In Silico Interaction Analysis of Selected (5) Tropane Alkaloids Against Oral Cancer Drug Targets

Objectives: In this generation, technology has become so advanced that we are able to now achieve what was believed 20 years ago to be impossible. One such advancement is the in silico interactions. It is a virtual screening which enables us to bind two compounds and check the affinity of the binding. This helps us to first screen the activity of the two compounds before money, time and energy is spent in manually performing the activity and then arriving at a failure. We will be able to concentrate on the compounds which show us positive results in the in silico interactions, thus helping us in conserving time, expenditure and energy.
Methods: The Oral carcinoma drug targets were identified by literature search and its 3D structure was downloaded from RCSB PDB, a crystallographic database. The indole alkaloids with anticancer property were identified by literature search and their 3D structure was retrieved from Pubchem, a database for chemical molecules. The docking was carried out using iGEMDOCKv2.1, a Graphical-Automatic Drug Design System for Docking, Screening and Post-Analysis.

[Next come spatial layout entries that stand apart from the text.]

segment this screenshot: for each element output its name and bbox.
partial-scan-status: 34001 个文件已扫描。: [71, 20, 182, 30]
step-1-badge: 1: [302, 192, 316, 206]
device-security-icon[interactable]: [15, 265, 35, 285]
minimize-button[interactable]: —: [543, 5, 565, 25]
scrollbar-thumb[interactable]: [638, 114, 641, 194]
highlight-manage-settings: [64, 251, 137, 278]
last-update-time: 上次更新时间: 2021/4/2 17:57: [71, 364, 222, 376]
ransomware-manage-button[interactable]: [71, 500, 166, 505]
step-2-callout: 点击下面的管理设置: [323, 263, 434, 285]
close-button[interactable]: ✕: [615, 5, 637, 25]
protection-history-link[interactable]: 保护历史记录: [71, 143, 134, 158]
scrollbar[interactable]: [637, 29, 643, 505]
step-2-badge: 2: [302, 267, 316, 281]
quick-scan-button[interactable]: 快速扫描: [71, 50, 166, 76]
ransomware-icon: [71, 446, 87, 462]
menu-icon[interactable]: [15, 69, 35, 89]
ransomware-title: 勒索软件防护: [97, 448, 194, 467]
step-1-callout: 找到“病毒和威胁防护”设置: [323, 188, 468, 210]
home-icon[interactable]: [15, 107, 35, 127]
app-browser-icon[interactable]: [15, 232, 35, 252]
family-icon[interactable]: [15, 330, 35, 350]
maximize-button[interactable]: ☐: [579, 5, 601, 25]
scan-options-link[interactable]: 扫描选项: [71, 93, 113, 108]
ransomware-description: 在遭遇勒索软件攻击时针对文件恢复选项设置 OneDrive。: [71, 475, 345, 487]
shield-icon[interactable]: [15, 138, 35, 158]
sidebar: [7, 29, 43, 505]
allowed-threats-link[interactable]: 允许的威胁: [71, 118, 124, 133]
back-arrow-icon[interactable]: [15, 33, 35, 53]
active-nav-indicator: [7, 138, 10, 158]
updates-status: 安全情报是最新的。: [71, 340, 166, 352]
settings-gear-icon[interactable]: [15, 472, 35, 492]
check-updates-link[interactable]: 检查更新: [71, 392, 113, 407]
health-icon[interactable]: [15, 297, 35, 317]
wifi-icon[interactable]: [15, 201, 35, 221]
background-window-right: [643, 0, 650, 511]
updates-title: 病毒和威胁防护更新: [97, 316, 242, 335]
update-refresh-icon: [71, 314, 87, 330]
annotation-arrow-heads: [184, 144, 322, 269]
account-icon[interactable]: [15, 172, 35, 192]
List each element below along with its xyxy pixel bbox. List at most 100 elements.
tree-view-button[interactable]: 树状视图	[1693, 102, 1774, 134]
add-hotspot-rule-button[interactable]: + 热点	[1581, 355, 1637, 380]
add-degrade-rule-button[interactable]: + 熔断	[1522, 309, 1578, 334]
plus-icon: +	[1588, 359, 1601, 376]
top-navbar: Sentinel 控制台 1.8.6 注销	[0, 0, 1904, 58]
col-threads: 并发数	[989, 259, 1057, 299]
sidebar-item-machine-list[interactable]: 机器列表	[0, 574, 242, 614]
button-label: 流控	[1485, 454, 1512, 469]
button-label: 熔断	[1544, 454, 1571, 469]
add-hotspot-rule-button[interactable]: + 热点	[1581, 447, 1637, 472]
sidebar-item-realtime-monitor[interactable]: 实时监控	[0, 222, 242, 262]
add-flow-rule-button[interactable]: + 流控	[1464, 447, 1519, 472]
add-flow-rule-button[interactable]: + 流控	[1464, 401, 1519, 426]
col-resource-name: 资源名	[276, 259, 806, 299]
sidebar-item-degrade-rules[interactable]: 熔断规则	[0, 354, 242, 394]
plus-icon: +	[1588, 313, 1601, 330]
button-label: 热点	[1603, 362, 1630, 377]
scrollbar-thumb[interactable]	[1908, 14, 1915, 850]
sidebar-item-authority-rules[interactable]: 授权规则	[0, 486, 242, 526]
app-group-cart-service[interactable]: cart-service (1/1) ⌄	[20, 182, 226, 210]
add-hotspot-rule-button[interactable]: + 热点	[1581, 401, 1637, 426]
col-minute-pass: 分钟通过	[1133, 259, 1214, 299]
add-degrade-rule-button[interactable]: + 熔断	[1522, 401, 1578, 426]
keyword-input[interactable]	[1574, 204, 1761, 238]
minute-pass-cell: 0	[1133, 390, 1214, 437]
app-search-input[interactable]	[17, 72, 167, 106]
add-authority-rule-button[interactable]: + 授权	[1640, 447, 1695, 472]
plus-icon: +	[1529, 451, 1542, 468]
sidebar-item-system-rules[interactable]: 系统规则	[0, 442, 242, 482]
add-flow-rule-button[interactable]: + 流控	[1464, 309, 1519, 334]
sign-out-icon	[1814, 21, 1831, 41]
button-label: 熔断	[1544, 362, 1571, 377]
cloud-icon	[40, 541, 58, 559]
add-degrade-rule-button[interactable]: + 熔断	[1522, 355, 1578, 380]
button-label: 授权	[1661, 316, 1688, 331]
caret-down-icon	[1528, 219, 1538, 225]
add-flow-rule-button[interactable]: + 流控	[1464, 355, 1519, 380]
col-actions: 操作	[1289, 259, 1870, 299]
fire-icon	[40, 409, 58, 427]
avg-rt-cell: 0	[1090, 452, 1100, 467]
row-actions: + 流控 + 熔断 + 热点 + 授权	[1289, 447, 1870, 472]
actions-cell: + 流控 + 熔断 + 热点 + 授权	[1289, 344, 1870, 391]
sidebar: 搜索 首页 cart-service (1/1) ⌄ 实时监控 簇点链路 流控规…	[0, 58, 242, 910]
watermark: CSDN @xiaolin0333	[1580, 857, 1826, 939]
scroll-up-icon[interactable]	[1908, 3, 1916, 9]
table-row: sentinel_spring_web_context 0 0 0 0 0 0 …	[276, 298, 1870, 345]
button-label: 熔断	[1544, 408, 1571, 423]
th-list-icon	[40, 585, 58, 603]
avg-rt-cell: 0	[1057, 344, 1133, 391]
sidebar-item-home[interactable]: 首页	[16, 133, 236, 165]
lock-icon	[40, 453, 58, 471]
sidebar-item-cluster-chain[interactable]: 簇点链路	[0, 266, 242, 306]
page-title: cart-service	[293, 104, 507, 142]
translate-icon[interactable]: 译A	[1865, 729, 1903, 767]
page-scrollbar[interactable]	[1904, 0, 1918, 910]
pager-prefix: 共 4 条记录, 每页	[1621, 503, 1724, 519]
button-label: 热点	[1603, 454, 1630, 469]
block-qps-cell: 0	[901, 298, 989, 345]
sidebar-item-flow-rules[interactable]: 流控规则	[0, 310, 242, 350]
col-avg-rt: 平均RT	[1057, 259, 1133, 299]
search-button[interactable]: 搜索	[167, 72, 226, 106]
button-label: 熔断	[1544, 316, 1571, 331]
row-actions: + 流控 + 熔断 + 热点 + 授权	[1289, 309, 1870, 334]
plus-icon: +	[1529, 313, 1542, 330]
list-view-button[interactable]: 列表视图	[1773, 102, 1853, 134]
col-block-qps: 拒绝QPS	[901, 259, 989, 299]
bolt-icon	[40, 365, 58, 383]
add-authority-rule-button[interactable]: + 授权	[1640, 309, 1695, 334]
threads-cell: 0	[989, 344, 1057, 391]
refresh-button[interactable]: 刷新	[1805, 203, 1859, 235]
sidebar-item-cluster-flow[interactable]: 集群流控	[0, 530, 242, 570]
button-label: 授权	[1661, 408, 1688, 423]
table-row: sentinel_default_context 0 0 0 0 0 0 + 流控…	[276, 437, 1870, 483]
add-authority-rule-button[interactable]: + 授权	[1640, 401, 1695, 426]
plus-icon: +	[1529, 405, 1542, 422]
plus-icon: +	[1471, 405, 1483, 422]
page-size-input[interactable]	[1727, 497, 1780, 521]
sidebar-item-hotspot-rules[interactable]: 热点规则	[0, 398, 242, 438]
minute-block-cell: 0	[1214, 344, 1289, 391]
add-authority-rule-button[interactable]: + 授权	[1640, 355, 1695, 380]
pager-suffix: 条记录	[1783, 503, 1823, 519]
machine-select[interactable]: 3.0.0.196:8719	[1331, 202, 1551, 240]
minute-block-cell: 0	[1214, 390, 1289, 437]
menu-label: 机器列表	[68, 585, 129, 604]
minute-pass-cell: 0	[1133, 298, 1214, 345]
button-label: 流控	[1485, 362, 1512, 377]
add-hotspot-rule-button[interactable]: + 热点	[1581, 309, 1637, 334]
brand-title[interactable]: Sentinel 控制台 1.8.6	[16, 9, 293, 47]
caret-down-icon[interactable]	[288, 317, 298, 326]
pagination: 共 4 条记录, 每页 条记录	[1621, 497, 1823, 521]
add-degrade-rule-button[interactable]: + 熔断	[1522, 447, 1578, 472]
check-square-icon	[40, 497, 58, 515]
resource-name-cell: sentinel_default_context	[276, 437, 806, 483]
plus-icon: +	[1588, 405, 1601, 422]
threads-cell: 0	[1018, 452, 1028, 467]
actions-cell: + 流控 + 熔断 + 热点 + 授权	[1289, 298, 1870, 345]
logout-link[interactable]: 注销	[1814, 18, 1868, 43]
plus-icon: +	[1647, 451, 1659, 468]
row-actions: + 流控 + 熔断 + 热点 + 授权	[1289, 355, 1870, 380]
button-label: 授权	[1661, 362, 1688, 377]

Fitness is the total energy of a predicted pose in the binding site. The empirical scoring function of iGEMDOCK is estimated as :
Fitness = vdW + Hbond + Elec
where vdW term is van der Waal energy. Hbond and Elect terms are hydrogen bonding energy and electro statistic energy, respectively.
Results: The result was tabulated .
Conclusions: Ajmalicine shows good interaction with both drug targets and possesses the best fitness energy of all 5 tropane alkaloids.